Oil marketing companies are reworking on their strategies to convert their retail outlets into compressed natural gas (CNG) retailing units. The development comes after Petroleum and Natural Gas Regulatory Board (PNGRB) new regulation stating that the CNG stations anchored on petrol pumps will not be open to third party hiring.

Currently, oil marketing companies such as Indian Oil Corporation Limited (IOCL), Hindustan Petroleum Corporation Limited (HPCL) and Bharat Petroleum Corporation Ltd have let out space in their fuel retailing stations for CNG supplies to the city gas distribution (CGD) companies, including Indraprastha Gas Limited and Mahanagar Gas Limited.

According to reports, IOCL is closely monitoring the developments in CGD segment and is keen on increasing its presence in the same.
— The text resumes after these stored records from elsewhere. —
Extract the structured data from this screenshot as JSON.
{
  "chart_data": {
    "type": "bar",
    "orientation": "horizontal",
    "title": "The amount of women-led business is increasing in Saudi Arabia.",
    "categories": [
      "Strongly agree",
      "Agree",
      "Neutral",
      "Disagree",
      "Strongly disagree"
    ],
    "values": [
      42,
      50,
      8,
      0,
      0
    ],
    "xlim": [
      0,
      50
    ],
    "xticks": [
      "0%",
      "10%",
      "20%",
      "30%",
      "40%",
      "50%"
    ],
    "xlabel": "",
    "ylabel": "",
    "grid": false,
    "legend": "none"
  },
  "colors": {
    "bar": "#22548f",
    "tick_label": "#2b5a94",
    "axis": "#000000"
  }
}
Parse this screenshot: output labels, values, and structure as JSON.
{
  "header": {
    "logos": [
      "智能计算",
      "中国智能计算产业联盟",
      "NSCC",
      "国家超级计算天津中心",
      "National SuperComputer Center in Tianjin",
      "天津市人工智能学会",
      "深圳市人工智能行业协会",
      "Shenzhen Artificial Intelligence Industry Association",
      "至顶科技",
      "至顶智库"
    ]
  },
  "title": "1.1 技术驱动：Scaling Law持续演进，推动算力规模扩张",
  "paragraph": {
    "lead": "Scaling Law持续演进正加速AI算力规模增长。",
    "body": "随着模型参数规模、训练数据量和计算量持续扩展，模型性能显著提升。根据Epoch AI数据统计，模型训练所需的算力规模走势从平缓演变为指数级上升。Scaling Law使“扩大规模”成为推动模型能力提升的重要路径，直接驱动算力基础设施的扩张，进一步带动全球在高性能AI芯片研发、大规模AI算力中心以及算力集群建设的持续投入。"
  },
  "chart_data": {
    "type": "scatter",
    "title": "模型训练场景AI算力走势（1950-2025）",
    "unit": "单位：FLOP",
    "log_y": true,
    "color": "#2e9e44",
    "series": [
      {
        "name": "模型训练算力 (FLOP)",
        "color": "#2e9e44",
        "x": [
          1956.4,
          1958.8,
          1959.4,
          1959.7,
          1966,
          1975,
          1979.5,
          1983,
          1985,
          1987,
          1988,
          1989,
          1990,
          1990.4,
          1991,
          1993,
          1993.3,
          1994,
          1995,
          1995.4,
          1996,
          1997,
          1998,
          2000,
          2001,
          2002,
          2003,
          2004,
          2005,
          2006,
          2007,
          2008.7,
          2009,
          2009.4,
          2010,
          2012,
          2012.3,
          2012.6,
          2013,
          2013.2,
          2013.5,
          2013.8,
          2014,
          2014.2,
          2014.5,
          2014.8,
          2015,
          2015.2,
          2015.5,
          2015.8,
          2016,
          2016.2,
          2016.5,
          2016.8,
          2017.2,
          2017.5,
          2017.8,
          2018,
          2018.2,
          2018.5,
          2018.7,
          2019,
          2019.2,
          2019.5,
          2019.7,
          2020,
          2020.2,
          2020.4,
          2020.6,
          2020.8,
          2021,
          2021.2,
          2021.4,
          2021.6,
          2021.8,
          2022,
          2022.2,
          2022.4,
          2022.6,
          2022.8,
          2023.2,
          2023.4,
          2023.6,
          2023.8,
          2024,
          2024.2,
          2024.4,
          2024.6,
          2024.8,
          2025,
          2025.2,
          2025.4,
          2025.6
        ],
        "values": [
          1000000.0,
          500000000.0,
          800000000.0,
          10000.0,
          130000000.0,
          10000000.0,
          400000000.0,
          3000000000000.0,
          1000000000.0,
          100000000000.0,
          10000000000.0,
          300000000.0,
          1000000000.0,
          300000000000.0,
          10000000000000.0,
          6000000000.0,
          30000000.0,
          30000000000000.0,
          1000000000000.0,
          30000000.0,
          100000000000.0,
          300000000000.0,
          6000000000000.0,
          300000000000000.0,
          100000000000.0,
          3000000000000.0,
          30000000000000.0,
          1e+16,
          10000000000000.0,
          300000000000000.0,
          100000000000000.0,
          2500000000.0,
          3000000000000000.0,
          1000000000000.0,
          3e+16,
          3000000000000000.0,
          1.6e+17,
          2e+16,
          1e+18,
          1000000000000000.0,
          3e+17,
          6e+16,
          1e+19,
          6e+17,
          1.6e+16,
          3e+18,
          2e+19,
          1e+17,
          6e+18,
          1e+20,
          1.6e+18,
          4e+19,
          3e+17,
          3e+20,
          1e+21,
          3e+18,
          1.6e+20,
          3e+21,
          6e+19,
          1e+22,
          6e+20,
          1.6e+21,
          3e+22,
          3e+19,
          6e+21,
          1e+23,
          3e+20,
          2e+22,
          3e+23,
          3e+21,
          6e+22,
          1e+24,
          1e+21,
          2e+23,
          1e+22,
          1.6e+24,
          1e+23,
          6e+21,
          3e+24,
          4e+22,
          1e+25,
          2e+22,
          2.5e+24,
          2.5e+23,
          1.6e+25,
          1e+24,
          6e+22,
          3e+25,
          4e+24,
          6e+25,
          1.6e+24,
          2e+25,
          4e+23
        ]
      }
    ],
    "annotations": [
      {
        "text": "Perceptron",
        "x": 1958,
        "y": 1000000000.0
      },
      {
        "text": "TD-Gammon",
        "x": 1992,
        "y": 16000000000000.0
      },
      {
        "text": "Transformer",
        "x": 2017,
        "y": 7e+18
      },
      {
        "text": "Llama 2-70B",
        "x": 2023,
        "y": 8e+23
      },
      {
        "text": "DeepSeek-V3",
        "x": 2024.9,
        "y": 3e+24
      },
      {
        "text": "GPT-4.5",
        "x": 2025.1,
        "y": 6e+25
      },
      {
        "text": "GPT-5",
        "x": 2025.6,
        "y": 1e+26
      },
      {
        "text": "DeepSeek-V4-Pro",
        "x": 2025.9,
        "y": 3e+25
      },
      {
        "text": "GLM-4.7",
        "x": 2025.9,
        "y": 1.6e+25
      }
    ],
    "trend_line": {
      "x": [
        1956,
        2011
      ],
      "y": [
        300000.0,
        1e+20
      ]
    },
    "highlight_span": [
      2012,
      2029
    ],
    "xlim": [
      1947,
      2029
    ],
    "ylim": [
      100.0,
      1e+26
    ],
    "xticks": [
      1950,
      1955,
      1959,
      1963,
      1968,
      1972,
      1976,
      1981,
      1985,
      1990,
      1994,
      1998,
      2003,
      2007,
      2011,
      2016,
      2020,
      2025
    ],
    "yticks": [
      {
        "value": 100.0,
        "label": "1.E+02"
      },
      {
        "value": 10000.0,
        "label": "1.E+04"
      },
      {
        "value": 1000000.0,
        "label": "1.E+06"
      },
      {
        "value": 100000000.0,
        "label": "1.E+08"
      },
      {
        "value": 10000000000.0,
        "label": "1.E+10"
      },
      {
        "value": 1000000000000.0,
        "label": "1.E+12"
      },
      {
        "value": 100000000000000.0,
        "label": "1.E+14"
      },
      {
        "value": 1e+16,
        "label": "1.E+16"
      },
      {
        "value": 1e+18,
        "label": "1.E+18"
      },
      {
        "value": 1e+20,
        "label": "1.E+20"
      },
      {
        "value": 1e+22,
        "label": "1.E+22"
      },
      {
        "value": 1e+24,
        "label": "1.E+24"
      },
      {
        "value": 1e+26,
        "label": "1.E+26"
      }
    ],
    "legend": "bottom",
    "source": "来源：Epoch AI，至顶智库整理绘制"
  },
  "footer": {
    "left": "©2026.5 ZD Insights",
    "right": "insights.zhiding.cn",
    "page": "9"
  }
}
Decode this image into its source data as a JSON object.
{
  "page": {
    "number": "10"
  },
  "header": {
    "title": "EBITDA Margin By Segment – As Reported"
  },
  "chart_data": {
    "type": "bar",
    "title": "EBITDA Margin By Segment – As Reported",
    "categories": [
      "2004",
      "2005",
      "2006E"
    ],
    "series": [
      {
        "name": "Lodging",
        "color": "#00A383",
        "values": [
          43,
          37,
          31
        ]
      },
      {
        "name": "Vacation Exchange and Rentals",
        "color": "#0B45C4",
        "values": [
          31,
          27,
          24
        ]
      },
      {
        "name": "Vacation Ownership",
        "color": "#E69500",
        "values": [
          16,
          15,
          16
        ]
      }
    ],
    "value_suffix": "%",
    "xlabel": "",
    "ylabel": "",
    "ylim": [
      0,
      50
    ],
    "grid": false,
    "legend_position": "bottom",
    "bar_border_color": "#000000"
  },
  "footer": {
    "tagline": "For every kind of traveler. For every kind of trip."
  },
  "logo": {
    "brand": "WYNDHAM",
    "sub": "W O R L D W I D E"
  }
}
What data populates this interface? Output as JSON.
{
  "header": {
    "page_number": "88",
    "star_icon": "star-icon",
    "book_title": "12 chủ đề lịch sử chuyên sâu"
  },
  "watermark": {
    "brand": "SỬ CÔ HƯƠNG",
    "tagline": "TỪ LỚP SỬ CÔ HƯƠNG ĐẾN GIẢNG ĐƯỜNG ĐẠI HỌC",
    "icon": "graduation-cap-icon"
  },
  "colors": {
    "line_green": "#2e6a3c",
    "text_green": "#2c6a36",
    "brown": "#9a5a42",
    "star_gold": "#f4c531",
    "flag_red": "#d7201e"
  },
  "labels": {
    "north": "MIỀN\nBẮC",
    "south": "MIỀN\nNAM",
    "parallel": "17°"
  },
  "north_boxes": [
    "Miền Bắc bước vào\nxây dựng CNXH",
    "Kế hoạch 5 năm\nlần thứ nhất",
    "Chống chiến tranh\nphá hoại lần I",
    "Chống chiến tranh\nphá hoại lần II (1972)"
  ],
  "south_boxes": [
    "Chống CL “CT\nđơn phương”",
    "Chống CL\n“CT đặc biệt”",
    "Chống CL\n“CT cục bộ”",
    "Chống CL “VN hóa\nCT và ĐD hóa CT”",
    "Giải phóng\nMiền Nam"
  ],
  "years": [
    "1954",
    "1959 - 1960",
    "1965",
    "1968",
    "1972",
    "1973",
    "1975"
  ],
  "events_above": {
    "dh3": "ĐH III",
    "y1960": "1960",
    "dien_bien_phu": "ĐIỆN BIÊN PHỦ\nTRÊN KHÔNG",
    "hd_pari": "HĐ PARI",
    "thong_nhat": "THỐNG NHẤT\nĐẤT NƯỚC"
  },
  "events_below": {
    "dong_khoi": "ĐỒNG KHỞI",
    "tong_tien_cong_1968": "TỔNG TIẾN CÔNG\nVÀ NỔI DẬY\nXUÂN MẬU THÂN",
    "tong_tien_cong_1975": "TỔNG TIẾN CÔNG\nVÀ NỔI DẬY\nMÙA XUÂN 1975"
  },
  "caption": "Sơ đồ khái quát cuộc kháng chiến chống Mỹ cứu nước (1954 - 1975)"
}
Of the 228 geographical areas (GAs) authorised by PNGRB, IOCL, along with its joint ventures, has presence in 40 GAs. It has targeted to increase its presence across 50 GAs by 2025 and 60 GAs by 2030. Meanwhile, IOCL has also planned to add 300 CNG stations during 2020-21.

As on date, HPCL is already dispensing CNG through its 550 retail outlets. It plans to add CNG dispensing facilities at additional 150 outlets during 2020-21. Meanwhile, the biggest beneficiaries of the new regulation are expected to be Mahanagar Gas Limited and Indraprastha Gas Limited. CNG constitutes about 73 per cent of the total volumes for these two companies.